Crack crack crack. Three shots, really close, from a car-park just across the road. Everyone in the crowded street stopped. No doubt what this was — gun crime erupting under our noses. Two more shots. Crack crack. Then another. Crack! My eight-month-old son was in a buggy and I shoved him into a gap between two parked cars. What next? Run for it? But I might charge into the line of fire. I paused, terrified.
Around me everyone stared in shock and bewilderment. At the end of the street a young black guy came running round the corner, both hands under his sweatshirt, hiding something. He looked wired and frantic and was clearly fleeing danger but he was also trying to be unobtrusive. He ran a bit, then stopped, ran a bit more and stopped, looking over his shoulder anxiously. I froze. Another black guy appeared round the same corner, also with his hands hidden under his top. Another gunman. Even scarier! Would he shoot the first guy? No. They seemed to be accomplices. They made their way past me down the street, jerkily — running a bit, stopping, running and stopping, constantly glancing behind them. Was a third gunman about to appear?

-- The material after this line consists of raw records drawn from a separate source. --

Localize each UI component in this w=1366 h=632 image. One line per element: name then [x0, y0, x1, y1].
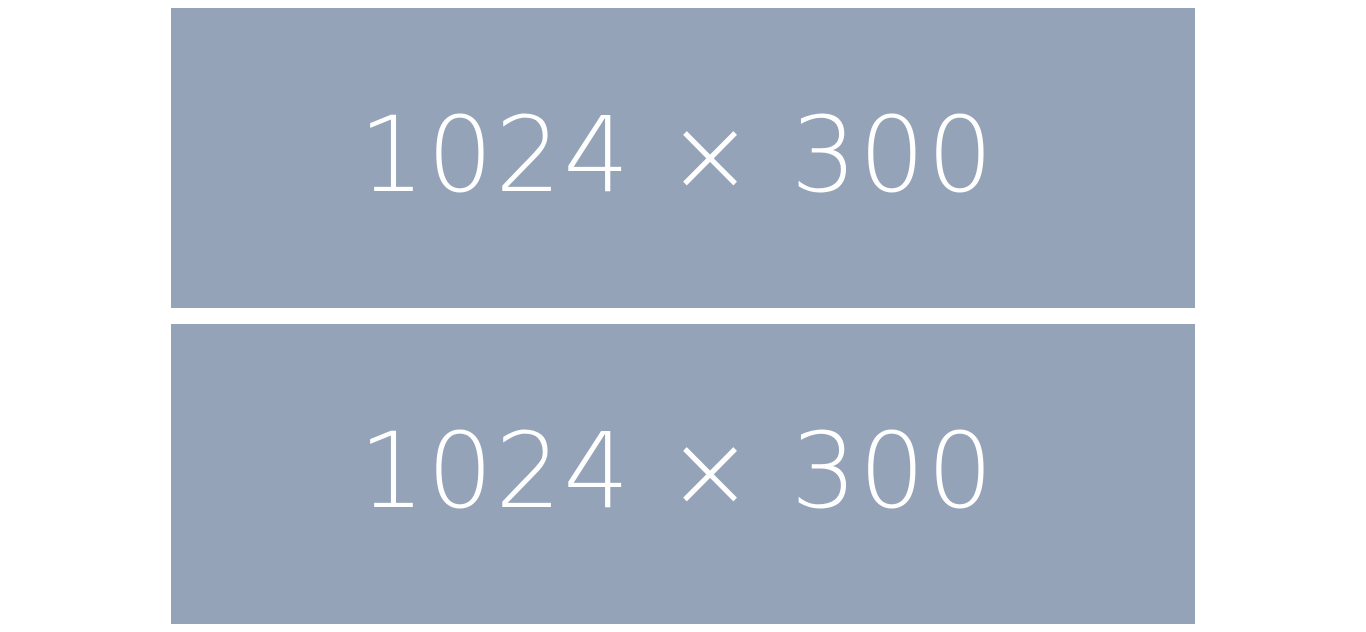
banner-list: 1024 × 300 1024 × 300 [171, 8, 1195, 624]
placeholder-banner: 1024 × 300 [171, 8, 1195, 308]
banner-dimension-label: 1024 × 300 [358, 410, 996, 532]
banner-dimension-label: 1024 × 300 [358, 94, 996, 216]
placeholder-banner: 1024 × 300 [171, 324, 1195, 624]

My head swam with imaginary bullets and the accompanying headlines. ‘Blasted tot fights for life.’ ‘Dad dies saving baby.’ The gunmen barged into a shop doorway. I took my chance and prepared to leg it but they immediately bounced back out of the shop and began coming towards me again, both peering fearfully up and down the street. There seemed to be danger in both directions. I couldn’t hang around any more. I ran for it, sprinting with the buggy to the end of the street and around a corner.